Apr 20 2009

World Population, Agriculture, Water, Etc.

Published by at 6:25 am under General see Legal Disclaimer.

An article today on the Science Alert website titled ‘Life in a hot, hungry world’ summarizes a number of statistics that I think worth noting for readers. I emphasize I have not checked these statistics for accuracy. As reported:

• the human population will reach 9.2 billion in 2050 – but human appetites are growing faster still. Together this means world food demand will more than double;

• the world is entering a time of acute water scarcity. Cities now take up to half of the water once used to grow food, and will redouble their demands as their populations swell to 7 billion mid-century, leaving only a diminished fraction of the water to grow their food;

• groundwater is vanishing in every country in the world where it is used for food production;

• a quarter of the world’s arable and grazing land is so degraded it can scarcely produce and the current loss – about 1% a year – spells disaster by mid-century unless reversed;

• by mid-century the world’s cities will occupy a land area the size of China and their recreational playground, an further area the size of the U.S. (I assume this means the Continental U.S.). Food production will be forced out into the most remote, degraded and unreliable regions;

• half the fertilizer applied on farms is wasted, and between farm and the consumer’s fork, half of all food is wasted. Most the nutrients in our sewage systems are lost;

• the world may already had passed ‘peak phosphorus’, meaning demand is now outstripping the finding of new resources;

• peak oil probably means that agriculture will, by mid-century, depend almost entirely on biofuels for motive power, which could in turn absorb a tenth or more of our food growing capacity. By 2020 we may be burning 400 million tonnes of grain a year – equal to the entire world rice crop – to keep cars on the road;

• agricultural research has been declining in every major country for thirty years. Funding for agricultural R&D has been stagnant since the early 1970s – 50 times more is now spent on arms than on agricultural R&D;

• nearly one-third of the world’s major fisheries have collapsed or are stressed; and,

• the climate is changing. Current forecasts suggest up to half the Earth may be in regular drought by the end of the century, causing major disruptions to food supplies in areas experiencing drought, heat, flooding, sea-level rise, and increased pressure from pests.

The article concludes that the foregoing brings with it the very real possibility of regional and global instability. This strikes me as an understatement. Simply put, if even some of the foregoing statistics prove accurate it strikes me the world as we know it won’t get to 2050 without a major war, plague or other horrifying event that will get world population and the ability of the world’s resources to support it into a sustainable balance. The article says that Defense experts in the UK and US already have warned about the risk of tidal refugee movements, failed states, wars and even nuclear confrontations arising out of regional famines.

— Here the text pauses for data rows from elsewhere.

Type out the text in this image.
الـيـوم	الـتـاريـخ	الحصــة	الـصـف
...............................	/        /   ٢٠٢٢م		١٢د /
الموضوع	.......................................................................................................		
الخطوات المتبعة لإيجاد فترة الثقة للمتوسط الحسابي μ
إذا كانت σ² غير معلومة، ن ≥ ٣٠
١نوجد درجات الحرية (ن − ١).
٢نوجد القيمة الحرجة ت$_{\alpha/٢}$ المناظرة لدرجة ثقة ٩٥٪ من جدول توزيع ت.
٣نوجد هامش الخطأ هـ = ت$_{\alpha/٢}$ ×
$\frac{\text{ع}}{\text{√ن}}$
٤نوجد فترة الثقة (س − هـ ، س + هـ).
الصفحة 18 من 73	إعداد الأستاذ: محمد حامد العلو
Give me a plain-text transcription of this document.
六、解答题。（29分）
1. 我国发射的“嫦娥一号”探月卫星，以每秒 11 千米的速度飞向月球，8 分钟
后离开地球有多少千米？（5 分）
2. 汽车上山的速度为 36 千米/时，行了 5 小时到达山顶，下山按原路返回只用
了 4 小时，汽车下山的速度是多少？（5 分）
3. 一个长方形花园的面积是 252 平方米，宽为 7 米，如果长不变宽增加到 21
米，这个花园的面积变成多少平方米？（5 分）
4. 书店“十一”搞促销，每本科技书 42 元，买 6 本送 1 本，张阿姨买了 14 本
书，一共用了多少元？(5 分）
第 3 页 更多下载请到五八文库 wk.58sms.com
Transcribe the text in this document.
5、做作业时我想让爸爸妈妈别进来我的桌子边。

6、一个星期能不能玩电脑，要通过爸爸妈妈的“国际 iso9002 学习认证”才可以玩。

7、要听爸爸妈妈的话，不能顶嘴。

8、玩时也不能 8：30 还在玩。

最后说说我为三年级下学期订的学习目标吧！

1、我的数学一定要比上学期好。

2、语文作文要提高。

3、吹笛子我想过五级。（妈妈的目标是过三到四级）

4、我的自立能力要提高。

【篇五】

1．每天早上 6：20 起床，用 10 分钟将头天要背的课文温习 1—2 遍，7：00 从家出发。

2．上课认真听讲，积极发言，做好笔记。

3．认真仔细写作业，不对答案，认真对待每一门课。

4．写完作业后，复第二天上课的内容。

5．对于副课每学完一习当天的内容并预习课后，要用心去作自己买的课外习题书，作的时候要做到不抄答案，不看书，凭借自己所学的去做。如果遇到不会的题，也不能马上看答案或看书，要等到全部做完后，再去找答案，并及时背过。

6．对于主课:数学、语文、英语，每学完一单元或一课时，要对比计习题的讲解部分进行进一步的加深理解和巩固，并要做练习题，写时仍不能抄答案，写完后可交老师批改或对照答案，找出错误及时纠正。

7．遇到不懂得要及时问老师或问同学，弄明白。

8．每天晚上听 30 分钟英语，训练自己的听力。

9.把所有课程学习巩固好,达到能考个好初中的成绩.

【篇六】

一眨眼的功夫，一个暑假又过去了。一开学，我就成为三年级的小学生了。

The answer offered up by the author of the article is that “If we wish to avoid these wars, governance failures and refugee floods, the only sure answer is to secure the food supply. The world – including Australia – has to understand that agriculture policy is defense policy. It is refugee policy, immigration policy, environmental policy and climate as well as health, food and economic policy. No food, no stability, no government”. It seems to me that this conclusion is both oxymoronic and naïve. No one can make more land or more water. Accordingly, it strikes me it doesn’t matter what is done about agricultural matters if the world population increases to levels suggested and the good land and water is used for building and sustaining large population centers. The only sensible answer to what is forecast in the article is to take steps to reduce the population increase – which aside from social and other issues itself has inherent problems because it would lead to an increasingly aging population without a growing underlying population of young people to support the elderly, essentially how our present system (at least in the developed countries) is intended to operate. In any event, I consider the statistics quoted worthy of thought.